Sohu signed an agreement with Renren Inc. to buy online video platform 56.com, Renren’s investor relations department said today, confirming previous reports from Sina Tech and Marbridge Consulting. Sohu, which is seeking to add online services and reduce its reliance on search and Web portals, reported a net loss of 61 cents a share yesterday, beating analyst estimates. The company, which was targeted in a government crackdown on content this year, has tumbled 31 percent this year.

“For Sohu it is a good move, helping it expand its already strong ecosystem further into online video sites,” Cyrus Mewawalla, a London-based analyst at CM Research, said by e-mail yesterday. “User-generated video is one of the fastest growth sectors in the Internet. This strengthens Sohu’s position in the race to develop Internet TV platforms in China and to profit from the significant ad revenues associated with that industry.”

Government Crackdown

Renren has signed the agreement with Sohu and expects the transaction to close in a month or so, Beijing-based Renren’s investor relations department said in an e-mail, without providing any details. The acquisition price, which was initially speculated to be about $12.9 million, compares with the $80 million Renren paid in 2011, Sina Tech reported last week, citing a person close to the deal.

Jeff Bloker, a spokesman for Sohu who works for Christensen Investor Relations Group, didn’t immediately return e-mailed requests for comment on the deal.

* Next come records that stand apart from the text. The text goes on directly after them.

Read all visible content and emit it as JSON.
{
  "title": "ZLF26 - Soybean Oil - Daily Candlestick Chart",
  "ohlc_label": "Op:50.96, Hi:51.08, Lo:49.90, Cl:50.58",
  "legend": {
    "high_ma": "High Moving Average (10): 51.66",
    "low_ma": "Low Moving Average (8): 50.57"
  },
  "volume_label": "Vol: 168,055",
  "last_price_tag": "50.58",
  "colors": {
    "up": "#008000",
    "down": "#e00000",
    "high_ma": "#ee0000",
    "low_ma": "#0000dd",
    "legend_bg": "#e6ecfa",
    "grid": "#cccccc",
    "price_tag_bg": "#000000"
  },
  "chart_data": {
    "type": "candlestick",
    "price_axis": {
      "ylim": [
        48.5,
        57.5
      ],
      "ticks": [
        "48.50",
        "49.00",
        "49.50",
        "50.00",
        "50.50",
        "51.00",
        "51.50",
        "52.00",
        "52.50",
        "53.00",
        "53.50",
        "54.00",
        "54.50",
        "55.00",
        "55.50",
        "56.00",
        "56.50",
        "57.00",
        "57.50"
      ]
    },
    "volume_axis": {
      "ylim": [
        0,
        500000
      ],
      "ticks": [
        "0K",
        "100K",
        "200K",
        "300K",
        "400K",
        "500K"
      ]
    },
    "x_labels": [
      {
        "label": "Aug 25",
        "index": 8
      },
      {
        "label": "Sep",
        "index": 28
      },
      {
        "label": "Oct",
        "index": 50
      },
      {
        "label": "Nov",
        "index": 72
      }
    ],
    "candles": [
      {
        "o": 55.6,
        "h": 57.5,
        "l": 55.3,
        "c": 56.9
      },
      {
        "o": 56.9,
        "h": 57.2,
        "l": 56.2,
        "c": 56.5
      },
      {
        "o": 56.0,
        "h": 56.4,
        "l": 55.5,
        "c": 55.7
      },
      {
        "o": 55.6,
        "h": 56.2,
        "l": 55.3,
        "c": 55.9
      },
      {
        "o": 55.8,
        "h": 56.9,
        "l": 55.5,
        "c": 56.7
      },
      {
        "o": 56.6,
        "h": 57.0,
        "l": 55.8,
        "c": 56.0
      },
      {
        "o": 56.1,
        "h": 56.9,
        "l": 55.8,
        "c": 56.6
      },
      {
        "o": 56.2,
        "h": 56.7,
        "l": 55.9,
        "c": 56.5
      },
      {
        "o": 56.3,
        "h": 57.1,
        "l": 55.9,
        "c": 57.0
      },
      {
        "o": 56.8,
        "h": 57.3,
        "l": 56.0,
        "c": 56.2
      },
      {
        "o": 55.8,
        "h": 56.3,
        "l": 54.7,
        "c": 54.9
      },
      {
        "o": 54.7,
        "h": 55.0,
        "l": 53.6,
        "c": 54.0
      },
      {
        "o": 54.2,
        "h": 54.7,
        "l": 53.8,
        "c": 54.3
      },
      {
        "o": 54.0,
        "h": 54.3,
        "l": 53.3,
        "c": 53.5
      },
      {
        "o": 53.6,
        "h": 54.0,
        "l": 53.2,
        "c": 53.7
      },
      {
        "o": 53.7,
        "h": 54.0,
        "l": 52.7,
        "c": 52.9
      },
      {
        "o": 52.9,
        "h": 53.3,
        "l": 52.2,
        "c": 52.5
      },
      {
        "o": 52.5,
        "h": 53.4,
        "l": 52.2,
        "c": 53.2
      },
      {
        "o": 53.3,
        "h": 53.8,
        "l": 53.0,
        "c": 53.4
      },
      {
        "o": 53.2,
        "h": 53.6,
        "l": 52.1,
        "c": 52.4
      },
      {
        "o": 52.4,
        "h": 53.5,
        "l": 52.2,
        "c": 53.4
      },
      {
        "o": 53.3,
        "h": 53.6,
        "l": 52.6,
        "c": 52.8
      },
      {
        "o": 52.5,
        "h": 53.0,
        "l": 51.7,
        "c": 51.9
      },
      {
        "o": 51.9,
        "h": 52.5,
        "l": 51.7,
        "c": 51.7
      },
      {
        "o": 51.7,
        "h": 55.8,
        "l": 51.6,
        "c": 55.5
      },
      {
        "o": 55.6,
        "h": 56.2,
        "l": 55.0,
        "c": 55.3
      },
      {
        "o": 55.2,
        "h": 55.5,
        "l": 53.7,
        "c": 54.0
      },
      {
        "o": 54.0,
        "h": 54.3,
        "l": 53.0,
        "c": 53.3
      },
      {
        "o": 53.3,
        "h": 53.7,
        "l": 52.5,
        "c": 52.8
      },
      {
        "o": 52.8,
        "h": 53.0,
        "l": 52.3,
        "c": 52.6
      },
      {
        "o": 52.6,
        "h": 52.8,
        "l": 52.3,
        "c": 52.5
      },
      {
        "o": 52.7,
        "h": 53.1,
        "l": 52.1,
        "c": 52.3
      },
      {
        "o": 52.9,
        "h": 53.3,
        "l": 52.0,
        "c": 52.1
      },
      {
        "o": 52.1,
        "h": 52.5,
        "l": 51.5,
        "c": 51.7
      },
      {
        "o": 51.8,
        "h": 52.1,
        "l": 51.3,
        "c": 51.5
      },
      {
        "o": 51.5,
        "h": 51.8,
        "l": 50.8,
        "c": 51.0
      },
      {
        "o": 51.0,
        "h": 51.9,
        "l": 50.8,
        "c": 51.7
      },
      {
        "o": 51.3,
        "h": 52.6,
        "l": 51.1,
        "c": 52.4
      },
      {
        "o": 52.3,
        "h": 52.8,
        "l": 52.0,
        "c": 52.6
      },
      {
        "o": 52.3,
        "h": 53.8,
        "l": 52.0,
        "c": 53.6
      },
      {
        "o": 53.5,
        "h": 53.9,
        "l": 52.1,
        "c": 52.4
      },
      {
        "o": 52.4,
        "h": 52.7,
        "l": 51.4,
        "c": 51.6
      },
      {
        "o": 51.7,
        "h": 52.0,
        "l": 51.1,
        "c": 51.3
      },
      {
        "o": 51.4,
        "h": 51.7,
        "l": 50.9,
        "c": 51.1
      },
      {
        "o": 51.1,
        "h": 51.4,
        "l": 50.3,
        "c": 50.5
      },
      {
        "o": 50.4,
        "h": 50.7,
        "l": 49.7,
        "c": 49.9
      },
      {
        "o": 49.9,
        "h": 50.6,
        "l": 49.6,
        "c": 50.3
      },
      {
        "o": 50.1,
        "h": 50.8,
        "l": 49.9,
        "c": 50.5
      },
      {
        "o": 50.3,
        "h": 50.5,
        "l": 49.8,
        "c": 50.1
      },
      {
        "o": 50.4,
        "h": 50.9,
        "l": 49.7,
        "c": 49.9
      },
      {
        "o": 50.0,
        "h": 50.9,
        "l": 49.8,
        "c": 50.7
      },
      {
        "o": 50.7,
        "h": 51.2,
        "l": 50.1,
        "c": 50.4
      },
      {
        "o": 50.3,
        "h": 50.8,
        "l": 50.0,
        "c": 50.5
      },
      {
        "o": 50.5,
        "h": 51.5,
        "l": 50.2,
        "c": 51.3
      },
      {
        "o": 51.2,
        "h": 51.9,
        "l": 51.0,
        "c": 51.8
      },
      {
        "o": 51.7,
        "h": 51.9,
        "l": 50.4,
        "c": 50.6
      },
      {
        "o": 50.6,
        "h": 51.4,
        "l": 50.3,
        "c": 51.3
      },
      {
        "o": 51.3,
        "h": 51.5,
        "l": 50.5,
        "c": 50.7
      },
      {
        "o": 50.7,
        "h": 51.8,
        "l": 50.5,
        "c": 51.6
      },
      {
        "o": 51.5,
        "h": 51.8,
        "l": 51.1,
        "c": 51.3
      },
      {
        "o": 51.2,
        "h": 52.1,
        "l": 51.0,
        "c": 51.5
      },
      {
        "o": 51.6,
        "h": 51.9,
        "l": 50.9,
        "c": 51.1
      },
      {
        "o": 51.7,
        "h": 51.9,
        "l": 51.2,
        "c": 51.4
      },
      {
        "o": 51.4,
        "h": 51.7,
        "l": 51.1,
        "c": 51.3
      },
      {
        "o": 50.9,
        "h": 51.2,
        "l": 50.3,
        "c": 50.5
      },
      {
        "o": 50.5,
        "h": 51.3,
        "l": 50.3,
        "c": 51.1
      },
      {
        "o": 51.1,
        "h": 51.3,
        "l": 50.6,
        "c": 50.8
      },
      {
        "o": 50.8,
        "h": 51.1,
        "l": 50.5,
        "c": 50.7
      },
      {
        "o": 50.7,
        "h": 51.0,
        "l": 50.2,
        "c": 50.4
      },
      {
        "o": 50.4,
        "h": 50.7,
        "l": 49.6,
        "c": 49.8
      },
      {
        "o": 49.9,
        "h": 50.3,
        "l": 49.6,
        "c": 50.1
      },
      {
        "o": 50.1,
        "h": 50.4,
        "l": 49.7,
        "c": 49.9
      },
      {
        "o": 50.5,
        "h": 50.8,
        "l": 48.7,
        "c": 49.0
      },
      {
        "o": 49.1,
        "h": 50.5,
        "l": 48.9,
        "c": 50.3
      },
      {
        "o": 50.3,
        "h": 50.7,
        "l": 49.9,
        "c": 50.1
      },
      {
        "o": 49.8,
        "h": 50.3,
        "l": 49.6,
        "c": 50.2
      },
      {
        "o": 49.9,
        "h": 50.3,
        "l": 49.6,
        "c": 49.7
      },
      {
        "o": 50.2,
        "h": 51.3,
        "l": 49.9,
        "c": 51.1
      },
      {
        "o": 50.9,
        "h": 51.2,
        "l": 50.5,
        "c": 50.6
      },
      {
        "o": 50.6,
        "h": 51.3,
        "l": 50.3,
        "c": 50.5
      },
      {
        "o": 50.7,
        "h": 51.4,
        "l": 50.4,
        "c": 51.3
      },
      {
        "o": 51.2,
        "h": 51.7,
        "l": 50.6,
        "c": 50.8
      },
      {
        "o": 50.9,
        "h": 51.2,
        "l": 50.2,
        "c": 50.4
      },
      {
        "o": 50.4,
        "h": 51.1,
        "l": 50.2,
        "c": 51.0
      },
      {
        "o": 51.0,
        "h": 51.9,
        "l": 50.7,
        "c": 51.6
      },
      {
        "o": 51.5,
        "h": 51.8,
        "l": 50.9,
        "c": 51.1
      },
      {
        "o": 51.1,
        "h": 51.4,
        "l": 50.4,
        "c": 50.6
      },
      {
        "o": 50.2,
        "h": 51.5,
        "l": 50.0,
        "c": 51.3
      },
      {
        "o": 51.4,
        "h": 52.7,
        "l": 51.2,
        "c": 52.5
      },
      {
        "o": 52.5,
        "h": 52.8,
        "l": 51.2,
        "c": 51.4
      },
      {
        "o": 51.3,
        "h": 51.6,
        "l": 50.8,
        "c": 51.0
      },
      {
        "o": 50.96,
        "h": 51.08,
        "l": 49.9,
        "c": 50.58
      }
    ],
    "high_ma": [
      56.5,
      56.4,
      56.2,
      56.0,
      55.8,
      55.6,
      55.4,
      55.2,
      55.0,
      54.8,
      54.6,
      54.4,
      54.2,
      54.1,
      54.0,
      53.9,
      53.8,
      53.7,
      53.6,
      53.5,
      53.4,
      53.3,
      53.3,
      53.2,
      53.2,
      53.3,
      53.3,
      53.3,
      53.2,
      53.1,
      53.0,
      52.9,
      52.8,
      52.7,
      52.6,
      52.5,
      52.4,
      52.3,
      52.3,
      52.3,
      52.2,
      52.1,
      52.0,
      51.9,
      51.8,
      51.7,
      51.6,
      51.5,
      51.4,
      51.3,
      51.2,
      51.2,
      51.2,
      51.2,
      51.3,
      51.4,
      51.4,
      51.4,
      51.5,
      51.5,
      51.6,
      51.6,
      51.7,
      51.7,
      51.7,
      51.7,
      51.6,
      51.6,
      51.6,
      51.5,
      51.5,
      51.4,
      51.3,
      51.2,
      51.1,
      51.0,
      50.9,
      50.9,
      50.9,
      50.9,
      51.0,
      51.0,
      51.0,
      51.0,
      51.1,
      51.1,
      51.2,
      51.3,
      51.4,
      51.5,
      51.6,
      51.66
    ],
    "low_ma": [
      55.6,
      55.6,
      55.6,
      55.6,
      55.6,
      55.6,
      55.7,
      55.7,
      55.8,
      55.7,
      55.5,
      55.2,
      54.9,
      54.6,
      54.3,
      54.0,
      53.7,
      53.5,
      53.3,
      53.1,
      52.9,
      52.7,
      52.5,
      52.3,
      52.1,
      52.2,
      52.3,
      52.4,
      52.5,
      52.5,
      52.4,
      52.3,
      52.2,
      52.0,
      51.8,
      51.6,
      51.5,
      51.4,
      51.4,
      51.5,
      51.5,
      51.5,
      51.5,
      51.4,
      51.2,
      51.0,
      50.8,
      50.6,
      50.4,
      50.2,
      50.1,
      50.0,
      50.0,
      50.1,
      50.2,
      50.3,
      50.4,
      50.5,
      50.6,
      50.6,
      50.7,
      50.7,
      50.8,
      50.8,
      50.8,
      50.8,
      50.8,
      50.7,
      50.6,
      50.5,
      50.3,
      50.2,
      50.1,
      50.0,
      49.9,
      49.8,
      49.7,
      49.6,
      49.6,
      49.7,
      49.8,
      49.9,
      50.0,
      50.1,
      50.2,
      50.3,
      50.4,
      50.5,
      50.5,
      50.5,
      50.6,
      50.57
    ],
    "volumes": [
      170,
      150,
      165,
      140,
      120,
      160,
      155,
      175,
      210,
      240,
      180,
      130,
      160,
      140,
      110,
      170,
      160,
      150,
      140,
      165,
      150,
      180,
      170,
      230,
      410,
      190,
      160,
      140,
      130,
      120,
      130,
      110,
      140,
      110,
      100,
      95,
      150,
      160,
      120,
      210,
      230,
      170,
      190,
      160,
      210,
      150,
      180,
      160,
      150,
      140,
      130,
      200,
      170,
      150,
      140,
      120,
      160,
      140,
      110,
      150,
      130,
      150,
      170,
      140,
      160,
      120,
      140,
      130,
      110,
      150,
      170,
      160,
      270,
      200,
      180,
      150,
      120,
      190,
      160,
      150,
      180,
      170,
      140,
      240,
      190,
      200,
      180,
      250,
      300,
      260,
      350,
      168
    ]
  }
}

Sohu has declined this year amid a government campaign against content considered offensive. China punished Sohu and other companies for spreading pornography or organizing prostitution via their products, Xinhua reported in September, citing the National Anti-Pornography and Anti-Illegal Publications Office and the Ministry of Public Security. In April, Sohu was ordered to remove the U.S. television show “The Big Bang Theory” from its website.

Online Game

China censors the Internet heavily, blocking websites including Facebook and deleting postings on microblogging services such as Sina Corp.’s Weibo Corp. that it deems a threat to social stability. The government said in April that the official campaign against pornography will continue until November.

Sohu and Changyou’s recent gains were also made possible by the success of Tian Long Ba Bu, a new multiplayer online game, Henry Guo, a senior analyst at JG Capital Corp. in San Francisco, said by phone yesterday. According to Changyou, the game drew 1.36 million new users and received 12.6 million yuan ($2.1 million) in user credits in 24 hours.

The iShares China Large-Cap ETF, the largest Chinese exchange-traded fund in the U.S., declined 1 percent to $39.55. The Hang Seng China Enterprises Index of mainland stocks traded in Hong Kong fell 0.9 percent to 10,660.24, while the Shanghai Composite Index added 0.4 percent to 2,430.03.